『TOKYOオリンピック物語』 野地秩嘉 (小学館)
読んでいて思わず興奮してしまいました。当時のエネルギーの集中と高まりががぐいぐい伝わってくる。
特に私が興味を持ち、また力をもらったのは、ロゴやポスターなどをデザインした亀倉雄策さんと、選手村の食事一切をプロデュースした村上信夫さんです。
オリンピックは「スポーツと文化と教育」の祭典です。決してスポーツだけの祭ではありません。
50年前の東京オリンピックは、まさに「スポーツと文化と教育」が融合し、結果として「平和」と「未来」を発信する素晴らしいイベントになりました。
その「文化」の中心にあったのが、私は「デザイン」と「食」であったと感じています。私は「文化」すなわち「culture」とは、まさに「ciltivate」、大地を耕すところから生まれるものだと考えています。
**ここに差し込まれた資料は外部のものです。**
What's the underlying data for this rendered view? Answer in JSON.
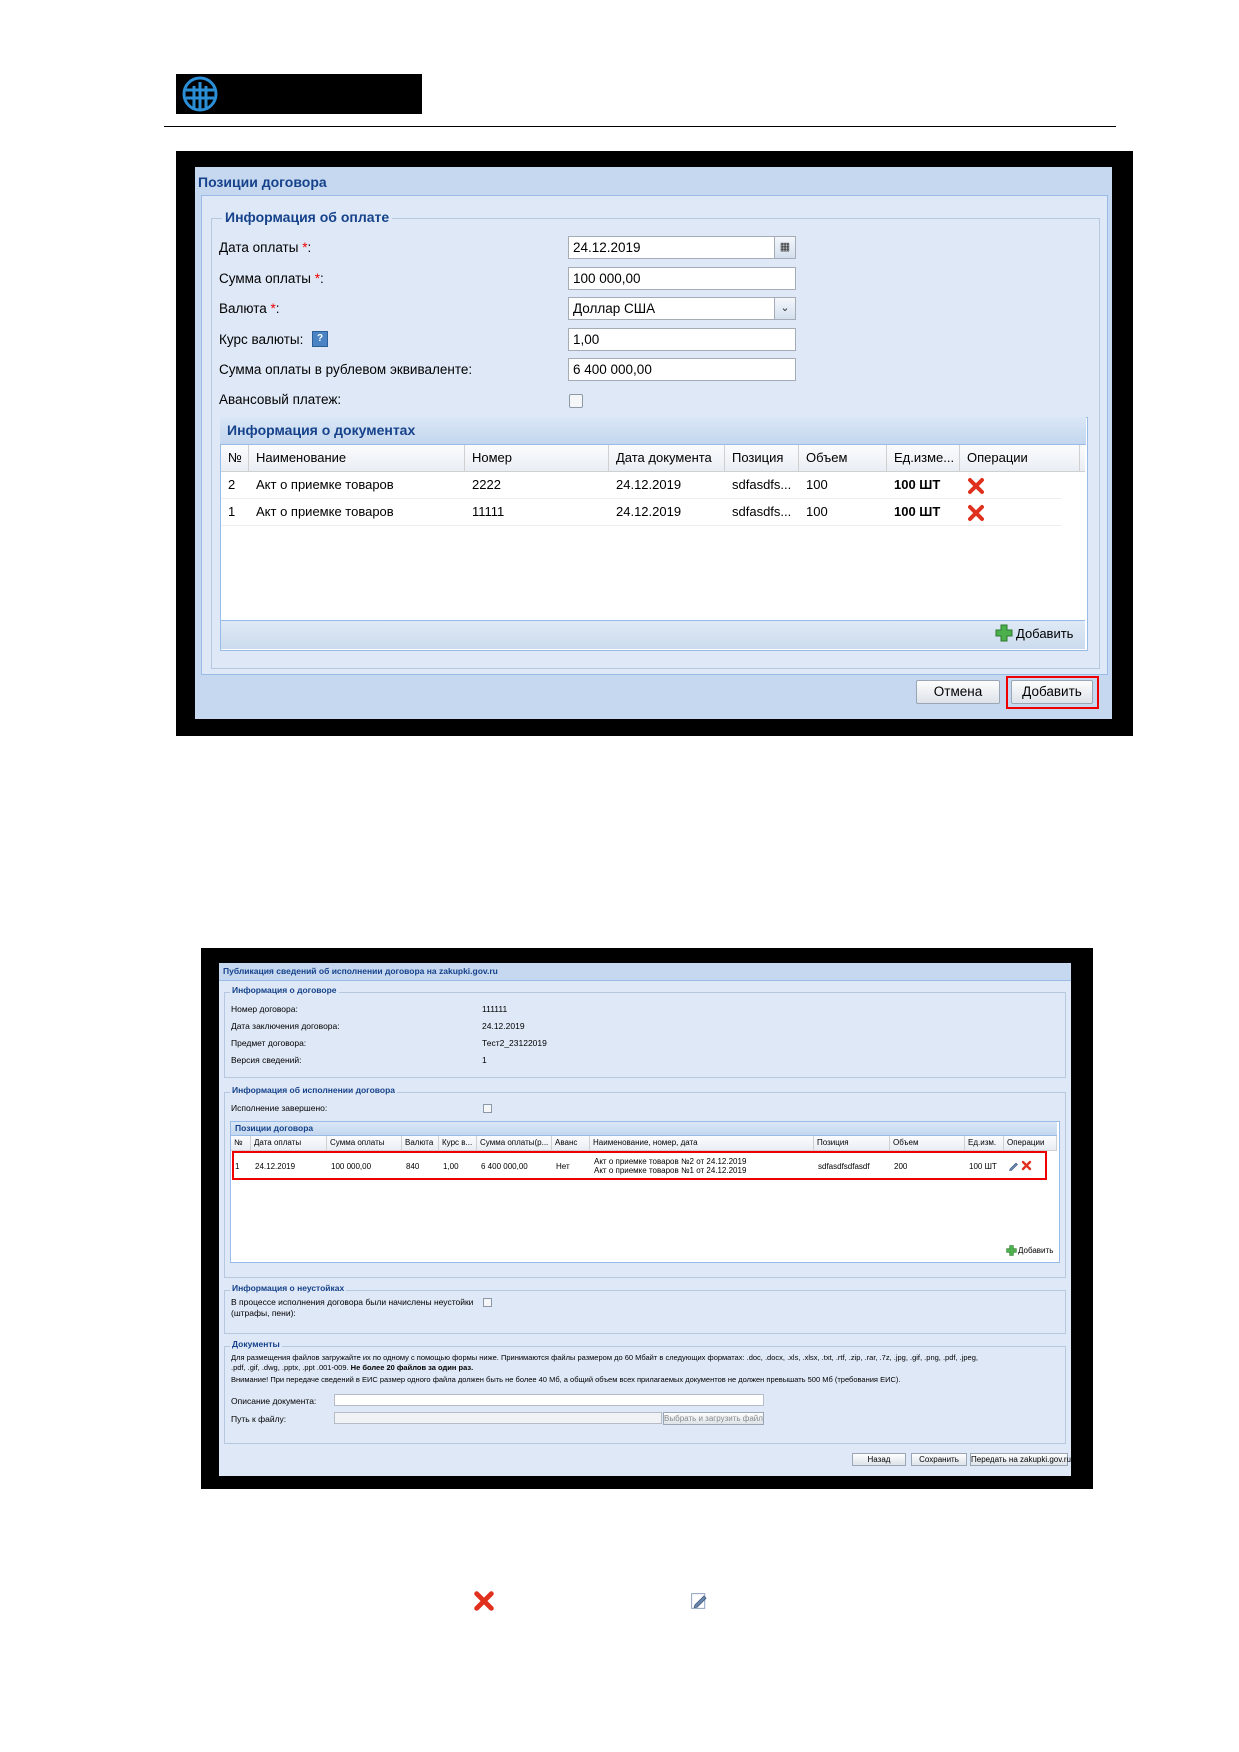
{
  "dialog1": {
    "title": "Позиции договора",
    "section_title": "Информация об оплате",
    "fields": {
      "date_label": "Дата оплаты ",
      "date_value": "24.12.2019",
      "sum_label": "Сумма оплаты ",
      "sum_value": "100 000,00",
      "currency_label": "Валюта ",
      "currency_value": "Доллар США",
      "rate_label": "Курс валюты: ",
      "rate_value": "1,00",
      "rub_label": "Сумма оплаты в рублевом эквиваленте:",
      "rub_value": "6 400 000,00",
      "advance_label": "Авансовый платеж:",
      "required_mark": "*",
      "colon": ":",
      "help_mark": "?"
    },
    "docs": {
      "title": "Информация о документах",
      "columns": [
        "№",
        "Наименование",
        "Номер",
        "Дата документа",
        "Позиция",
        "Объем",
        "Ед.изме...",
        "Операции"
      ],
      "rows": [
        {
          "n": "2",
          "name": "Акт о приемке товаров",
          "number": "2222",
          "date": "24.12.2019",
          "position": "sdfasdfs...",
          "volume": "100",
          "unit": "100 ШТ"
        },
        {
          "n": "1",
          "name": "Акт о приемке товаров",
          "number": "11111",
          "date": "24.12.2019",
          "position": "sdfasdfs...",
          "volume": "100",
          "unit": "100 ШТ"
        }
      ],
      "add_label": "Добавить"
    },
    "cancel_label": "Отмена",
    "add_label": "Добавить"
  },
  "dialog2": {
    "title": "Публикация сведений об исполнении договора на zakupki.gov.ru",
    "contract_section": "Информация о договоре",
    "contract": [
      {
        "label": "Номер договора:",
        "value": "111111"
      },
      {
        "label": "Дата заключения договора:",
        "value": "24.12.2019"
      },
      {
        "label": "Предмет договора:",
        "value": "Тест2_23122019"
      },
      {
        "label": "Версия сведений:",
        "value": "1"
      }
    ],
    "execution_section": "Информация об исполнении договора",
    "execution_done_label": "Исполнение завершено:",
    "positions_title": "Позиции договора",
    "positions_columns": [
      "№",
      "Дата оплаты",
      "Сумма оплаты",
      "Валюта",
      "Курс в...",
      "Сумма оплаты(р...",
      "Аванс",
      "Наименование, номер, дата",
      "Позиция",
      "Объем",
      "Ед.изм.",
      "Операции"
    ],
    "position_row": {
      "n": "1",
      "date": "24.12.2019",
      "sum": "100 000,00",
      "currency": "840",
      "rate": "1,00",
      "rub": "6 400 000,00",
      "advance": "Нет",
      "doc_line1": "Акт о приемке товаров №2 от 24.12.2019",
      "doc_line2": "Акт о приемке товаров №1 от 24.12.2019",
      "position": "sdfasdfsdfasdf",
      "volume": "200",
      "unit": "100 ШТ"
    },
    "positions_add": "Добавить",
    "penalty_section": "Информация о неустойках",
    "penalty_label_1": "В процессе исполнения договора были начислены неустойки",
    "penalty_label_2": "(штрафы, пени):",
    "documents_section": "Документы",
    "documents_text_1": "Для размещения файлов загружайте их по одному с помощью формы ниже. Принимаются файлы размером до 60 Мбайт в следующих форматах: .doc, .docx, .xls, .xlsx, .txt, .rtf, .zip, .rar, .7z, .jpg, .gif, .png, .pdf, .jpeg,",
    "documents_text_2": ".pdf, .gif, .dwg, .pptx, .ppt .001-009. ",
    "documents_text_2_bold": "Не более 20 файлов за один раз.",
    "documents_text_3": "Внимание! При передаче сведений в ЕИС размер одного файла должен быть не более 40 Мб, а общий объем всех прилагаемых документов не должен превышать 500 Мб (требования ЕИС).",
    "doc_description_label": "Описание документа:",
    "file_path_label": "Путь к файлу:",
    "upload_button": "Выбрать и загрузить файл",
    "back_button": "Назад",
    "save_button": "Сохранить",
    "send_button": "Передать на zakupki.gov.ru"
  },
  "colors": {
    "window_bg": "#dfe8f6",
    "title_blue": "#15428b",
    "highlight_red": "#e00000"
  }
}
違う言い方をするなら、「その土地の自然環境が人間の営みを通じて現れたもの」と捉えているのです。たとえば衣食住の文化は、明らかにその土地の自然環境がベースにありますよね。また、音楽や絵画や文学なども、結局のところ、その土地の風土が濃厚に表現されるものです。
そういう意味でも、「デザイン」と「食」というのは、オリンピックにとって非常に重要な要素となりえます。
「デザイン」にせよ「食」にせよ、国際的なイベントであるオリンピックにおいては、その開催国らしさ、すなわち「日本らしさ」とともに、それぞれの参加国らしさ、さらには全てを抱合したある種の「地球らしさ」をも要求されます。
この本ではほかにも(選手以外の)多くの部門の超一流日本人が取り上げられていますが、やはり、「デザイン」と「食」には、上記の意味での「文化」が明確に現れていると感じました。
その「日本的」なるものとは、すなわち「和」です。「和」については、いろいろなところで語ってきましたが、基本は神道の「和魂(にぎみたま)」です。
そこには、単に「平和」という意味ではなく、「調和」の意味もありますし、「足し算」の意味もあります。もちろん「にぎやか」という意味も。
つまり、「日本的なるもの」が、実は「地球的なるもの」そのものにつながるということです。私は、半世紀前の東京五輪で初めて日本人はそれを、無意識的に(!)意識したのだと思います。
そして、6年後の東京五輪では、今度は「意識的に意識する」ことになるに違いありません。ぜひそうあってほしいものです。
だからこそ、次の東京オリンピックでも、「デザイン」と「食」は大切にしたいと考えています。それと、昨日の新幹線にあたるリニアや、それに伴うとも言える核融合炉発電などの科学技術。
それら「和の文化」の象徴として富士山を中心に据えたい…そんな妄想を何度も書いてきましたね。
そんなことを考えていたところに、昨日紹介した新幹線開通にまつわるお宝と一緒に、1964東京五輪に関するグッズが父親から送られてきました。
今日はそれを紹介しましょう。シンプルかつダイナミックなデザイン。
昨日書いたように、私は1964年の8月に生まれ、開通したばかりの新幹線に10月5日に乗りました。そして父は10月24日、オリンピックの閉会式を観に行ったそうです。確認すると、開会式は抽選に漏れたが、閉会式は当選したとのこと。
どうですか。本当に素晴らしいデザインです。
ある意味、これ以上のものを6年後に創るのは難しい…と思われるほどのクオリティーの高さです。
だからこそ、次期東京五輪でも各部門のトップの人選は重要なのです。競技者の人選は記録によることができますが、文化、教育部門の人選は難しい…。